You can do this in a completely automated way by using a Program Transformation System (PTS), which can parse source code to make ASTs, modify the ASTs, and then regenerate source. Often a PTS will let you write the changes as source-level patterns of the form, "if you see this, replace it by that". (No, regexes can't do this).
An extended example of how do this can be found in my technical paper, Branch Coverage for Arbitrary Languages. The paper shows discusses what is in a PTS, and then shows typical instrumentation transformations.
Getting this done "right" for a language like C can be difficult, because you need as a foundation, a full C parser, which is a major technical feat in its own right. Best to get such a beast in completed form (some of the PTS have this, consider Concinnelle or DMS) or you'll never get around to doing the instrumentation part. (Another answer suggests that GCC has much of this instrumentation functionality built-in).
Done reasonably, the execution cost of the additional instrumentation is pretty modest (10-30%). This concept has been used to implement test coverage tools and timing profilers, which operate by tracking the dynamic set of calls, which seems to be exactly what you want.
Instrument the object code
Modify the execution engine that runs the code to keep track of the details you want. Given that you want to do this with C programs, the execution engine is essentially the underlying instruction set.
Since you can't reasonably modify the processor chip itself, you'll have to either:
modify the object code (using object-code equivalents of program transformations, see preceding paragraph for concepts, or see tools like PIN and Valgrind for details of implementation),
or write some kind of clever instruction set interpreter that collects the information it needs as it encounters call-instructions (this is likely to be rather slow, because of its interpretive nature).
Implementing these for real instruction sets is complicated by the instruction sets themselves (Intel's X86 instruction set is huge), object file formats, etc. Don't expect this path to be easier than the source instrumentation path; just expect it to have a different set of problems.

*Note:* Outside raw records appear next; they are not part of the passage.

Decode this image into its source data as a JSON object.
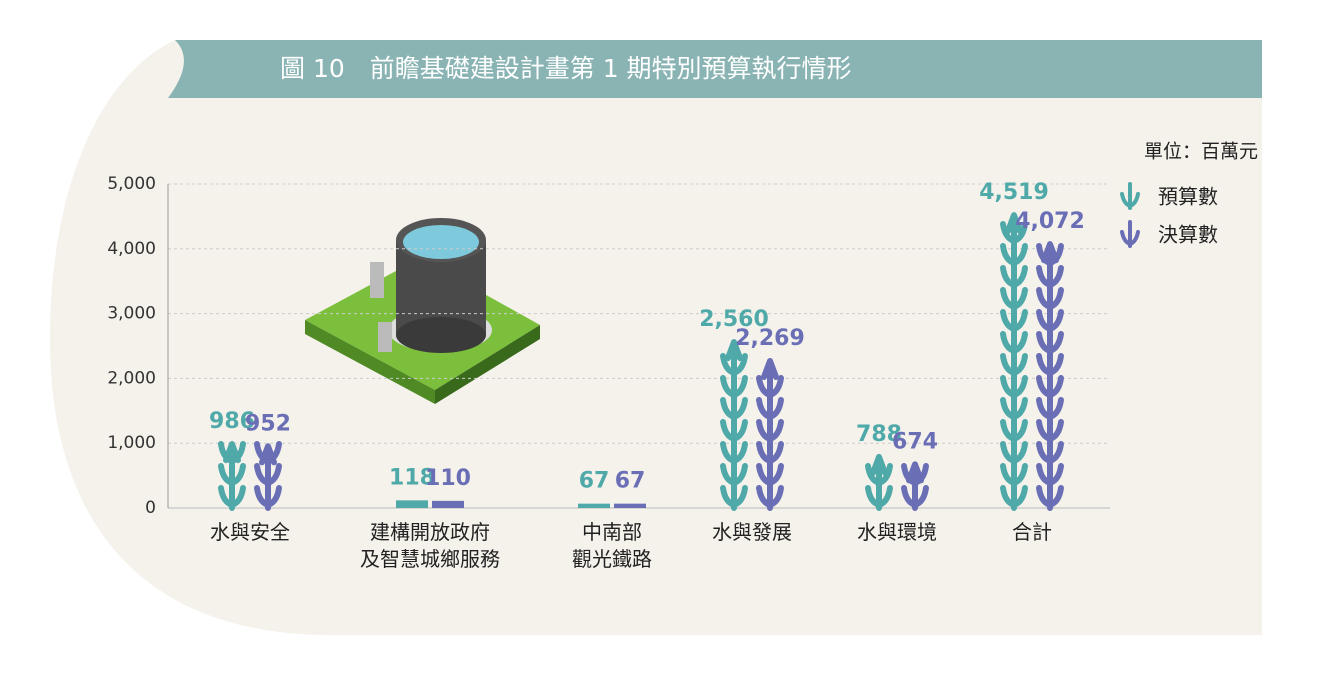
{
  "chart_data": {
    "type": "bar",
    "title": "圖 10　前瞻基礎建設計畫第 1 期特別預算執行情形",
    "unit": "單位：百萬元",
    "categories": [
      "水與安全",
      "建構開放政府\n及智慧城鄉服務",
      "中南部\n觀光鐵路",
      "水與發展",
      "水與環境",
      "合計"
    ],
    "series": [
      {
        "name": "預算數",
        "color": "#4fa9a9",
        "values": [
          986,
          118,
          67,
          2560,
          788,
          4519
        ],
        "value_labels": [
          "986",
          "118",
          "67",
          "2,560",
          "788",
          "4,519"
        ]
      },
      {
        "name": "決算數",
        "color": "#6a6fb5",
        "values": [
          952,
          110,
          67,
          2269,
          674,
          4072
        ],
        "value_labels": [
          "952",
          "110",
          "67",
          "2,269",
          "674",
          "4,072"
        ]
      }
    ],
    "ylim": [
      0,
      5000
    ],
    "yticks": [
      0,
      {
        "value": 1000,
        "label": "1,000"
      },
      {
        "value": 2000,
        "label": "2,000"
      },
      {
        "value": 3000,
        "label": "3,000"
      },
      {
        "value": 4000,
        "label": "4,000"
      },
      {
        "value": 5000,
        "label": "5,000"
      }
    ],
    "grid": true,
    "legend": "top-right"
  }
}
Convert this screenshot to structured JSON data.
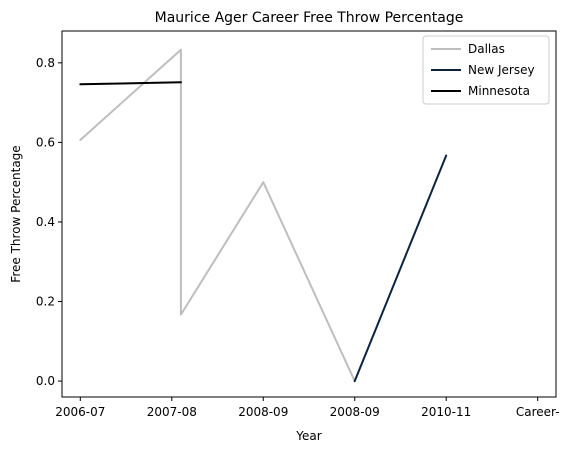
{
  "chart_data": {
    "type": "line",
    "title": "Maurice Ager Career Free Throw Percentage",
    "xlabel": "Year",
    "ylabel": "Free Throw Percentage",
    "x_ticks": [
      "2006-07",
      "2007-08",
      "2008-09",
      "2008-09",
      "2010-11",
      "Career-"
    ],
    "y_ticks": [
      "0.0",
      "0.2",
      "0.4",
      "0.6",
      "0.8"
    ],
    "xlim": [
      -0.2,
      5.2
    ],
    "ylim": [
      -0.04,
      0.88
    ],
    "grid": false,
    "legend_position": "top-right",
    "series": [
      {
        "name": "Dallas",
        "color": "#bebebe",
        "points": [
          {
            "x": 0,
            "y": 0.606
          },
          {
            "x": 1.1,
            "y": 0.833
          },
          {
            "x": 1.1,
            "y": 0.167
          },
          {
            "x": 2.0,
            "y": 0.5
          },
          {
            "x": 3.0,
            "y": 0.0
          }
        ]
      },
      {
        "name": "New Jersey",
        "color": "#0c2340",
        "points": [
          {
            "x": 3.0,
            "y": 0.0
          },
          {
            "x": 4.0,
            "y": 0.567
          }
        ]
      },
      {
        "name": "Minnesota",
        "color": "#000000",
        "points": [
          {
            "x": 0,
            "y": 0.746
          },
          {
            "x": 1.1,
            "y": 0.751
          }
        ]
      }
    ]
  }
}
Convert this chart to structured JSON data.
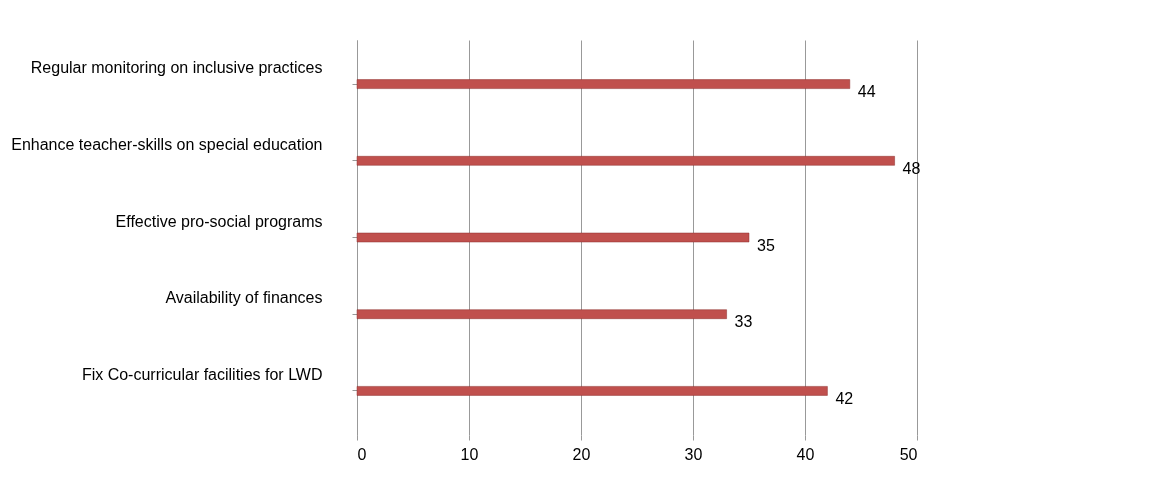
{
  "chart_data": {
    "type": "bar",
    "orientation": "horizontal",
    "categories": [
      "Regular monitoring on inclusive practices",
      "Enhance teacher-skills on special education",
      "Effective pro-social programs",
      "Availability of finances",
      "Fix Co-curricular facilities for LWD"
    ],
    "values": [
      44,
      48,
      35,
      33,
      42
    ],
    "color": "#c0504d",
    "xlim": [
      0,
      50
    ],
    "xticks": [
      0,
      10,
      20,
      30,
      40,
      50
    ],
    "grid": "x",
    "data_labels": true
  }
}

One standard problem is knowing what to instrument; the object code space is full of code (libraries, system routines, ...) that aren't part of the application of interest, and thus aren't interesting to collect test coverage data for. For this, you need a symbol table ( pairs) to tell what is application code, and what is not. You also need to be able to trace from the name to a point in the original source file(s),
in order to report the results.
One other difficulty with object code instrumentation is that it is difficult to tell if a function foo, which has been inlined, has been executed ("covered"). The source instrumentation scheme does not have this problem, because foo gets instrumented before it gets compiled/inlined, so the instrumentation gets inlined too.
Threads
Handling threads is an orthogonal issue. At each place where you record a fact X-calls-Y, you simply attach the thread ID (or its equivalent) T, obtained from the OS, to produce X-calls-Y-in-T. It isn't clear from your question why you want to do this.
Static Analysis
You could decide to skip all the hassles of runtime implementation, and build/get a static analyzer that can produce a call graph. Getting of these for C might be possible using Clang or DMS. Building it yourself is likely difficult; now you need a full C parser, complete data flow and points-to analysis, and call-graph construction. The details won't fit in this paragraph.